Yapılan araştırmalara göre Roma İmparatorluğu Akdeniz etrafında yayıldıkça, Romalıların kökenlerinin Ortadoğu, Kuzey Afrika ve Avrupa'dan gelen göçmenler olduğu tespit edilmiştir. Doğu Akdeniz ve Orta Doğu'dan gelen pek çok insan, imparatorluk döneminde Roma kentine yerleşmişlerdir. Kentin erken dönemlerine bakıldığı zaman, insanların genetik olarak Batı Avrupalılara benzediği görülmektedir. Fakat, imparatorluk dönemlerinde ki insanların soylarında Orta Doğu ve Doğu Akdeniz genleri bulunmuştur. Roma İmparatorluğu ikiye bölündüğü ve İstanbul'a taşındığı zaman genetik çeşitliliğinin azaldığı görülmüştür
Romalıların ana dili ise Genel Latince idi. Alfabe olarak ise Yunan alfabesi esas alınan Etrüsk alfabesi kullanılmıştır. Yazışma dili olarak ise gene Latince kullanılmıştır. Ancak edebi eserlerin çoğunun Yunanca kaleme alınmasından dolayı, eğitimli kişilerin arasında konuşma dili Yunanca idi. Roma İmparatorluğu ikiye ayrılınca, Doğu İmparatorluğu'nun resmi dili ise Yunanca olarak kabul edilmiştir. Latince ise Roma İmparatorluğu yıkılınca tüm Avrupa'ya yayılarak, evrimler geçirmiş ve bugünkü Romen dillerini oluşturmuştur.

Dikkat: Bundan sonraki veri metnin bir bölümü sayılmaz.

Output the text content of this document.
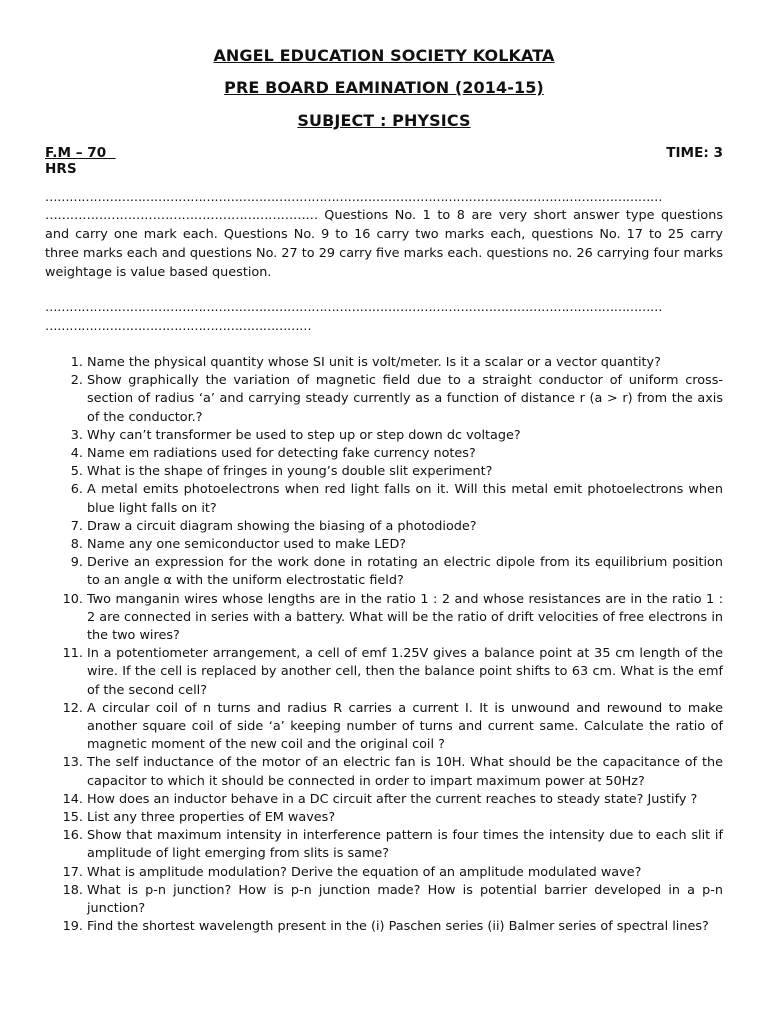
ANGEL EDUCATION SOCIETY KOLKATA
PRE BOARD EAMINATION (2014-15)
SUBJECT : PHYSICS
F.M – 70	TIME: 3
HRS
………………………………………………………………………………………………………………………………………
………………………………………………………… Questions No. 1 to 8 are very short answer type questions and carry one mark each. Questions No. 9 to 16 carry two marks each, questions No. 17 to 25 carry three marks each and questions No. 27 to 29 carry five marks each. questions no. 26 carrying four marks weightage is value based question.
………………………………………………………………………………………………………………………………………
…………………………………………………………
1. Name the physical quantity whose SI unit is volt/meter. Is it a scalar or a vector quantity?
2. Show graphically the variation of magnetic field due to a straight conductor of uniform cross-section of radius ‘a’ and carrying steady currently as a function of distance r (a > r) from the axis of the conductor.?
3. Why can’t transformer be used to step up or step down dc voltage?
4. Name em radiations used for detecting fake currency notes?
5. What is the shape of fringes in young’s double slit experiment?
6. A metal emits photoelectrons when red light falls on it. Will this metal emit photoelectrons when blue light falls on it?
7. Draw a circuit diagram showing the biasing of a photodiode?
8. Name any one semiconductor used to make LED?
9. Derive an expression for the work done in rotating an electric dipole from its equilibrium position to an angle α with the uniform electrostatic field?
10. Two manganin wires whose lengths are in the ratio 1 : 2 and whose resistances are in the ratio 1 : 2 are connected in series with a battery. What will be the ratio of drift velocities of free electrons in the two wires?
11. In a potentiometer arrangement, a cell of emf 1.25V gives a balance point at 35 cm length of the wire. If the cell is replaced by another cell, then the balance point shifts to 63 cm. What is the emf of the second cell?
12. A circular coil of n turns and radius R carries a current I. It is unwound and rewound to make another square coil of side ‘a’ keeping number of turns and current same. Calculate the ratio of magnetic moment of the new coil and the original coil ?
13. The self inductance of the motor of an electric fan is 10H. What should be the capacitance of the capacitor to which it should be connected in order to impart maximum power at 50Hz?
14. How does an inductor behave in a DC circuit after the current reaches to steady state? Justify ?
15. List any three properties of EM waves?
16. Show that maximum intensity in interference pattern is four times the intensity due to each slit if amplitude of light emerging from slits is same?
17. What is amplitude modulation? Derive the equation of an amplitude modulated wave?
18. What is p-n junction? How is p-n junction made? How is potential barrier developed in a p-n junction?
19. Find the shortest wavelength present in the (i) Paschen series (ii) Balmer series of spectral lines?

Romalılarda ilk başlarda tanrılar numina adı verilen ilahi ruhlardı. Ancak Yunanlılar sadece dil alanında değil, din alanında Romalılara tesir etmişlerdir. Yunan etkisi ile birlikte, Romalıların tanrıları Yunan tanrıları ile denkleştirildi. Hatta Roma tanrılarına, Yunan tanrılarının mitolojileri de eklendi. Bu Roma dini giderek imparatorluk sarayının içerisine girmeye başladı ve krallar öldükten sonra tanrılaştırılmaya başladı. 2. yy'da itibaren ise Roma İmparatorluğu'nda Hristiyanlık yayılmaya başladı. Büyük Konstantin'e kadar bu din oldukça olumsuz karşılandı. Lulianus döneminde ise resmi din olarak benimsendi ve Hristiyanlık dışındaki tüm dinler yasaklandı.